Saving Your Backup Files to JSON Format for Better Readability (Easier Debugging)


In Stack Manager Settings, go to Entity Server Settings.

  • Under “File format for entity server’s persistent data” select Entity Server persists as JSON. This will save your backup files into JSON format:

  • Save and Restart the domain server.
  • In terminal, go to cd /Users/[user]/Library/Application\ Support/High\ Fidelity/Stack\ Manager/resources.
  • Open the directory and open the models.json file.

Here you will see all of your current models. Now when you create a new model, all backups will be saved into JSON format. Ex: models.json.backup.halfhourly.1

The file is much larger than .svo backup files, but allows for easier debugging.

Now to restore lost entities, change the filename of any JSON backup to models.json and your content should reappear.

-Bridget (Hifi Intern)


@judas @Adrian this post could be useful for you.


Interesting idea but I am curious about just how large these files can get before the Operating System caps the size?
(IE the old FAT32 file system would cap at 4 gigs maximum.) I’ll admit that the NTFS system has yet to provide me with the file size limit information that I found so easily in FAT32,


@Foxxe very large and not recommended for something in production. Yet @judas and @adrian (and others) have been having some issues with models files getting lost and blowing out to large sizes.

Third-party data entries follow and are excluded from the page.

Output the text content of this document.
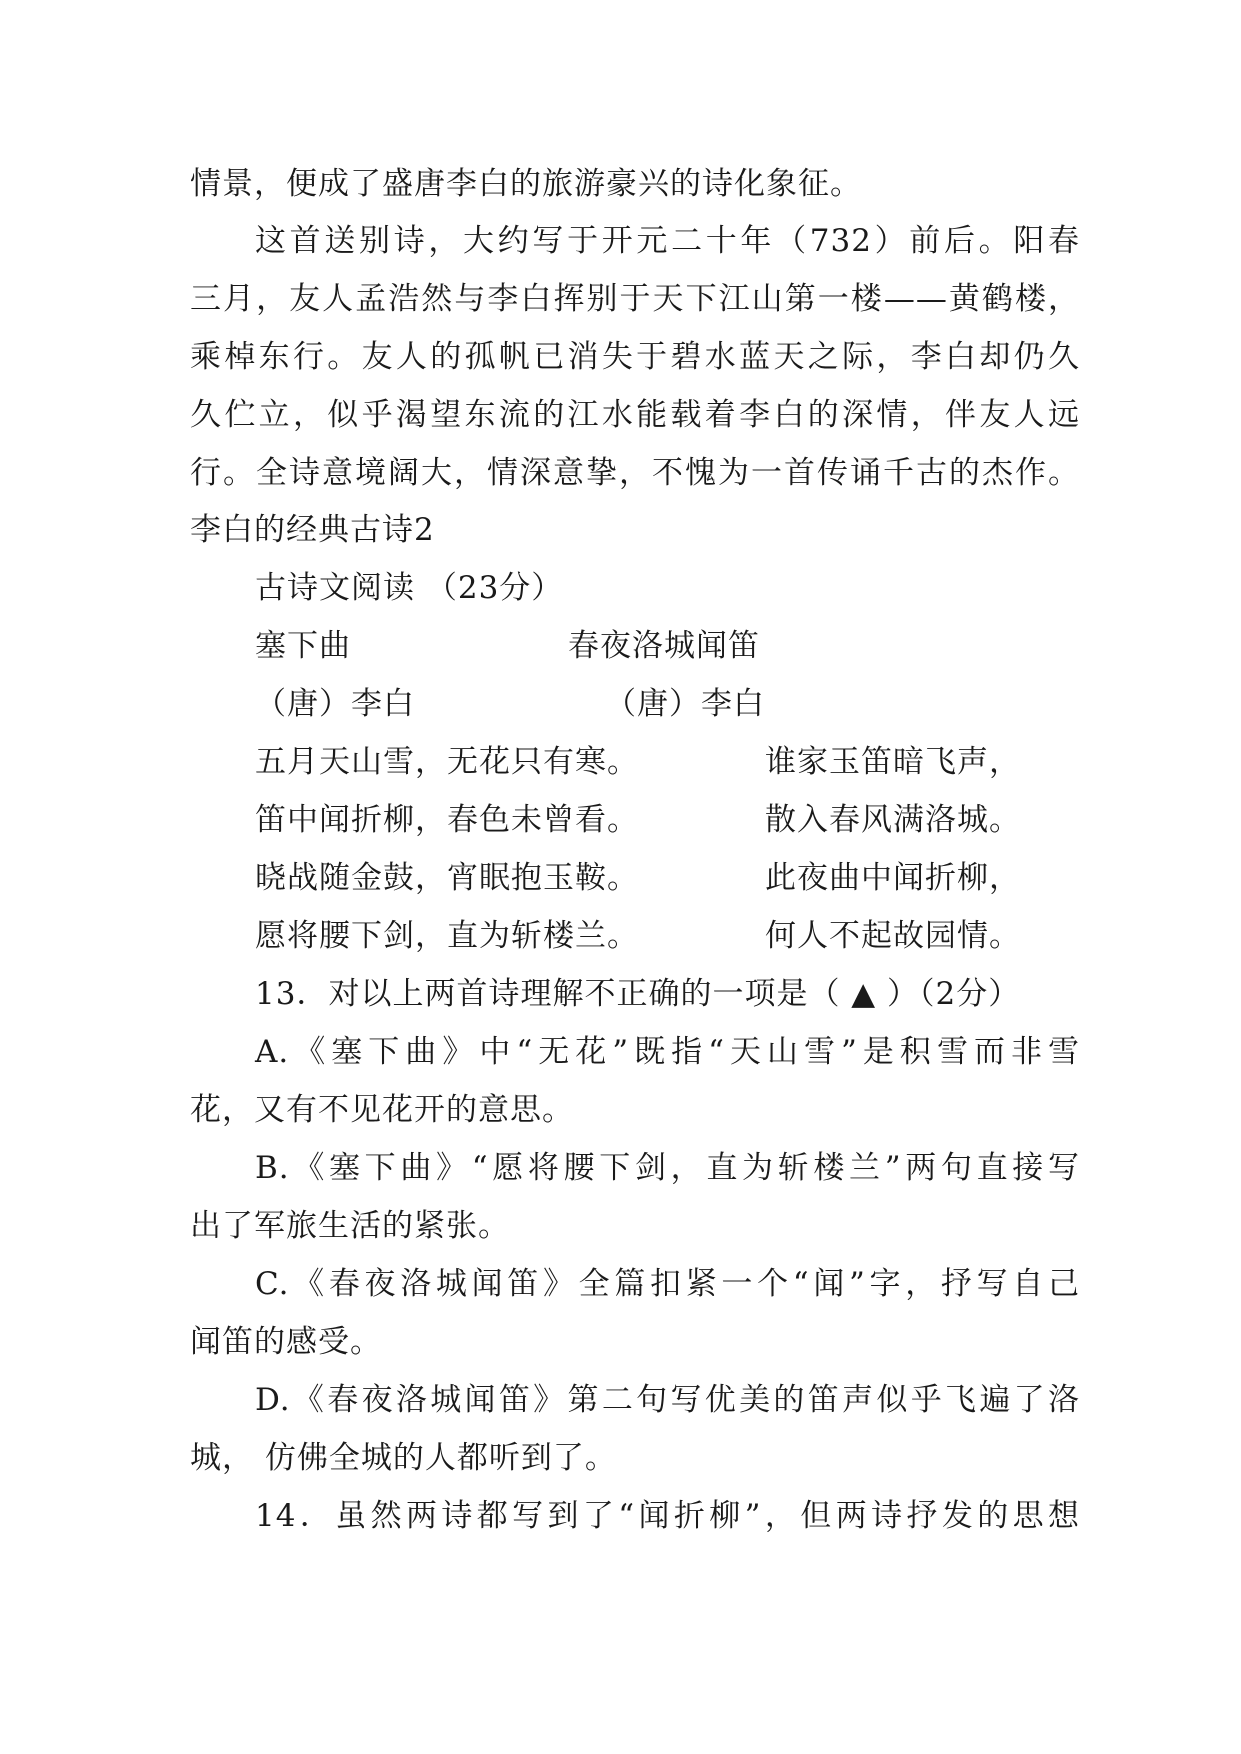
情景，便成了盛唐李白的旅游豪兴的诗化象征。
这首送别诗，大约写于开元二十年（732）前后。阳春
三月，友人孟浩然与李白挥别于天下江山第一楼——黄鹤楼，
乘棹东行。友人的孤帆已消失于碧水蓝天之际，李白却仍久
久伫立，似乎渴望东流的江水能载着李白的深情，伴友人远
行。全诗意境阔大，情深意挚，不愧为一首传诵千古的杰作。
李白的经典古诗2
古诗文阅读 （23分）
塞下曲	春夜洛城闻笛
（唐）李白	（唐）李白
五月天山雪，无花只有寒。	谁家玉笛暗飞声，
笛中闻折柳，春色未曾看。	散入春风满洛城。
晓战随金鼓，宵眠抱玉鞍。	此夜曲中闻折柳，
愿将腰下剑，直为斩楼兰。	何人不起故园情。
13．对以上两首诗理解不正确的一项是（ ▲ ）（2分）
A.《塞下曲》中“无花”既指“天山雪”是积雪而非雪
花，又有不见花开的意思。
B.《塞下曲》“愿将腰下剑，直为斩楼兰”两句直接写
出了军旅生活的紧张。
C.《春夜洛城闻笛》全篇扣紧一个“闻”字，抒写自己
闻笛的感受。
D.《春夜洛城闻笛》第二句写优美的笛声似乎飞遍了洛
城， 仿佛全城的人都听到了。
14．虽然两诗都写到了“闻折柳”，但两诗抒发的思想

Putting them into Json format will help with the debugging.


Yes, I do recall a conversation upon that matter a few days ago.


Omg Brilliant I had deferred judgment basically because I don’t like Jsons music but it turns out this is exactly what I wanted
the models file in a readable format,^ the instructions worked great, I was slightly worried that it didn’t create the jsons model file but as soon as I added a new model it arrived.
Inside the json is the url for each of my models and the location what not , which means I can probably in future cut paste edit changes and as mentioned above see what if anything has gone wrong.

Thanks @bridget.went nice work :smile:


From wiki: The maximum theoretical file size on NTFS is 16 EB (16 × 10246 or 264 bytes) minus 1 kB or 18,446,744,073,709,550,592 bytes. With Windows 8 and Windows Server 2012, the maximum file size implemented is 256 TB minus 64 KB or 281,474,976,645,120 bytes.